İşçilerin beklediği taşeron yasasının KHK ile getirilmesinin emekçileri, TBMM'yi ve sendikaları yok saymak anlamına geleceğinin ifade edildiği basın toplantısında CHP Genel Başkan Yardımcısı Veli AĞBABA açıklamalarda bulundu.
Ağbaba açıklamasın da şunları söyledi;
Dün öğrendiğimize göre hükümet taşeron işçilere kadroyu, çıkacak bir KHK ile vermeyi planlıyor.
1 milyona yakın insanın umut bağladığı, aileleriyle birlikte 5 milyona yakın insanın geleceğini etkileyecek bir konudan bahsediyoruz.

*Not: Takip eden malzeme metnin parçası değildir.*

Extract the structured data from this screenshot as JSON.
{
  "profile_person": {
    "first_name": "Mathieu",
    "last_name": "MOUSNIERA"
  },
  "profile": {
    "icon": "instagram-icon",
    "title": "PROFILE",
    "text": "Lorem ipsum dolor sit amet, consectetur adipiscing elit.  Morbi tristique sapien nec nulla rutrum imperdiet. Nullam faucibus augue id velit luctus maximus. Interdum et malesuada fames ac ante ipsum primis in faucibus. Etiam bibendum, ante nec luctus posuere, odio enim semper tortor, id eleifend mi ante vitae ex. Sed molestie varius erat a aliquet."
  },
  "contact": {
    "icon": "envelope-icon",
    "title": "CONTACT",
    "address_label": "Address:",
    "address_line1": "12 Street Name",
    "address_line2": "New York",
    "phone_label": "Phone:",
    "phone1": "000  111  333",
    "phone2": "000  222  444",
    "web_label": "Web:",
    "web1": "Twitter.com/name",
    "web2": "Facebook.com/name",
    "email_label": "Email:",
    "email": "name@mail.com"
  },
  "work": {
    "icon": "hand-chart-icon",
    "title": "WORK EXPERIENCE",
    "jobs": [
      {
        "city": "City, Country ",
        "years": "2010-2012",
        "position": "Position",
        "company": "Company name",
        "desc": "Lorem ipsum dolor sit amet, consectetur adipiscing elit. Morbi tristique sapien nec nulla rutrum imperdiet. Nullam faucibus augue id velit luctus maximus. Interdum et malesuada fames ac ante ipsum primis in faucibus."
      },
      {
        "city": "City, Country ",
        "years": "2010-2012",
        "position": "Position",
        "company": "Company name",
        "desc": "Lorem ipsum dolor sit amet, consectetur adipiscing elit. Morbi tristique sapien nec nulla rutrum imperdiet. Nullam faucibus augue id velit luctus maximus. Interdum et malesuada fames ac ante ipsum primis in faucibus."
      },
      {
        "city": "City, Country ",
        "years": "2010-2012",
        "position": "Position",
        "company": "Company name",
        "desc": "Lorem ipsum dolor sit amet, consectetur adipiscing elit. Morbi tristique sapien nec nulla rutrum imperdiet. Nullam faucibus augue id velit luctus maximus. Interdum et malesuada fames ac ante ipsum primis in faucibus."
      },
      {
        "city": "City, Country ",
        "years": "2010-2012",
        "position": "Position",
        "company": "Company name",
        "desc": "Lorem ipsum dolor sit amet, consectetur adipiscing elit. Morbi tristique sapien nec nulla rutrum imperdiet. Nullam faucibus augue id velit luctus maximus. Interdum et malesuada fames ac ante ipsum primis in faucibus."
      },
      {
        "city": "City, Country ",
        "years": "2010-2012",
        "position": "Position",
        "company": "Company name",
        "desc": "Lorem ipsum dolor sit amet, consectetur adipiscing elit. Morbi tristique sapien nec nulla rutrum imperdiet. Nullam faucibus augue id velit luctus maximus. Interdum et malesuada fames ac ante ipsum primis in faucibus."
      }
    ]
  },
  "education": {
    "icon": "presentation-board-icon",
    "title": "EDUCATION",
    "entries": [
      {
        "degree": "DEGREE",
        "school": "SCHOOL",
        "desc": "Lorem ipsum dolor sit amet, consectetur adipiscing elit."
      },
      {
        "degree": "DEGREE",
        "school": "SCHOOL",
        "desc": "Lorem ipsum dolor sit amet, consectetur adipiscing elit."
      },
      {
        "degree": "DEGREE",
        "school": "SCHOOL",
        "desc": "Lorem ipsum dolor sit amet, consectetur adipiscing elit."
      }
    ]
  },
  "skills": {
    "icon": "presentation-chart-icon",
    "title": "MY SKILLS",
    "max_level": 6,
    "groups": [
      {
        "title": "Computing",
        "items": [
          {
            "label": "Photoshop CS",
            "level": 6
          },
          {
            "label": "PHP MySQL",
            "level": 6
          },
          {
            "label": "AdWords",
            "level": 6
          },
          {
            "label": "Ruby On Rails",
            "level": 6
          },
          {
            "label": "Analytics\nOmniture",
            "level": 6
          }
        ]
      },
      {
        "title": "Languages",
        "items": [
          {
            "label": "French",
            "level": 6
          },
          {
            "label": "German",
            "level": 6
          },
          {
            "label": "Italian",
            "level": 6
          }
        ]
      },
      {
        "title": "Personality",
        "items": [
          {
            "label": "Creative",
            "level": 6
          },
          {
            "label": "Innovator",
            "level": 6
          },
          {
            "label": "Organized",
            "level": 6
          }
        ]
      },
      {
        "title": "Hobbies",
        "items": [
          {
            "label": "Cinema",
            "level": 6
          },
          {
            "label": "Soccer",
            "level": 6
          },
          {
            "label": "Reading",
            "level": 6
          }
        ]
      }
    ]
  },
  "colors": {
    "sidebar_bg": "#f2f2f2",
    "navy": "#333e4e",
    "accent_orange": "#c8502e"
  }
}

Yıllardır, bugün yarın veriyoruz denilen ve bir büyük beklentinin oluştuğu, sözlerin verildiği, Başbakanların verdiği sözlerin dahi tutulmadığı bir konudan bahsediyoruz.
Böyle hayati bir meselede, “Biz yaptık oldu” diyip, KHK’yla çıkarıp kaçmak yok.
1 milyona yakın kişi bekliyor. Ama duyumlarımıza göre anca 250 bine yakın kişi yararlanacak. KHK’da kapsamın daha da geriye düşmesinden endişeliyiz.
Bu Meclis’in çatısı altında, taşeron işçilere kadro verilmesine Hayır diyecek bir tek milletvekili yok. O zaman neden KHK ile Meclis’ten kaçırılmak isteniyor?
Bunun nedeni, taşeron işçilere ayrımsız şartsız kadro talep eden bizler varken, iktidarın kendi istediği az sayıda kişiye kadro verme çabasıdır. Bu kaçak güreş, Meclis’te tartışma yapılmasın diyedir.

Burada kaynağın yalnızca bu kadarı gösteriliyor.